Movies, TV and Games have been rather…light this month. I’ve been rewatching Numb3rs for the nth time. Trying to actually finish season one of Percy Jackson (look, the show is super accurate to the books – but all it’s really doing is reminding me why I cannot stand Annabeth) and have almost watched the entire first season of Andromeda (nineties sci-fi were all drinking the same kool-aid). I had a couple of rage quit moments from Haven (yes, the game I bragged about so much last month) and, honestly, kind of think it sucks now. Otherwise, I have barely started Sherlock Holmes Chapter One and have created a cheat ‘perfect’ map for Sid Meier’s Civ 5 that is now super boring to play.

Books Read in January

City of Deceit by Claudie Arseneault – *****
I am so excited to finish this series (one more book!) and this one was amazing! I love the relationships that are being built and how relationship doesn’t mean ‘romance’.
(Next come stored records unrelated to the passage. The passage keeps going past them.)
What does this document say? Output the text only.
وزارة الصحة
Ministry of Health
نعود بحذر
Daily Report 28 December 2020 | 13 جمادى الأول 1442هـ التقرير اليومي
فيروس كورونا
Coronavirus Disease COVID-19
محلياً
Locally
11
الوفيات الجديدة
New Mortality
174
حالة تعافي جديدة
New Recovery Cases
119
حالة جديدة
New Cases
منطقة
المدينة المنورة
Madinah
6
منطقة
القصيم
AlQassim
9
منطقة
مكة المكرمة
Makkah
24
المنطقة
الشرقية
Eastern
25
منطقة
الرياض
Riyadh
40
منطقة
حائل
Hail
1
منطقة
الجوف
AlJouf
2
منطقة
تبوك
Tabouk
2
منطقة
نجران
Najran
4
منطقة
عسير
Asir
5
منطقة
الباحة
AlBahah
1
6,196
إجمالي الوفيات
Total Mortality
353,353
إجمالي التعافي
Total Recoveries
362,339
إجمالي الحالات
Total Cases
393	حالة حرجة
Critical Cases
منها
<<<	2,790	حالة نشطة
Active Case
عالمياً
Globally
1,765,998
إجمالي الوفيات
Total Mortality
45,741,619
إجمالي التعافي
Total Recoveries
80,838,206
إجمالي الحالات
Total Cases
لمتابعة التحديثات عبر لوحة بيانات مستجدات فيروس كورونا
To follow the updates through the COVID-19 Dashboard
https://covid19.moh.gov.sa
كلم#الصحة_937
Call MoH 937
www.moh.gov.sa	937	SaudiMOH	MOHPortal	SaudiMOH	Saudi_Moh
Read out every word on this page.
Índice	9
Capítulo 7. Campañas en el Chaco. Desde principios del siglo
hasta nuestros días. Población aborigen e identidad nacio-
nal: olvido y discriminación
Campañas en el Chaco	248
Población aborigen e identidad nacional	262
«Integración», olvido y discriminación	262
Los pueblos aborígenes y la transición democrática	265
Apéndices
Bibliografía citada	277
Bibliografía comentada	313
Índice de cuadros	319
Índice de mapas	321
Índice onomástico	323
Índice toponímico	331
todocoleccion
A Darker Shade of Magic by V.E. Schwab – **
Eh. I finally got around to retrying the book – but I don’t think I would have really missed out if I’d just left it as a DNF. Didn’t dislike it enough to not try the sequel, though. So that’s good.

The Factory Witches of Lowell by C.S. Malerich – **
I…have fifty things to say about this book and fifty different thoughts and opinions on it. Ultimately, it was something that I read.

Fire Becomes Her by Rosiee Thor – ****
I loved and adored Thor’s previous book – so I had to read this one. Honestly, it took a long time to become something I genuinely liked, but when it finally did, this book was kind of amazing.

Who We Are in Real Life by Victoria Koops – **
My first ever Netgalley book! Yay! Once again, thanks so much to everyone making it possible for me to pre-read this book! I wish I had liked it more: the D&D aspect was amazing, the irl, was too drama-rama for me.

Karneval Vol. 8 by Touya Mikanagi – *****
I love this series and am so excited to get to finish it!

Karneval Vol. 9 by Touya Mikanagi – *****
This was the first ‘new’ manga I got to read as the others in the series have been rereads. I loved the new information and it is so much fun!

All in all, I’m pretty happy with this month (though the less said about my 5 DNF books, the better. See you next month!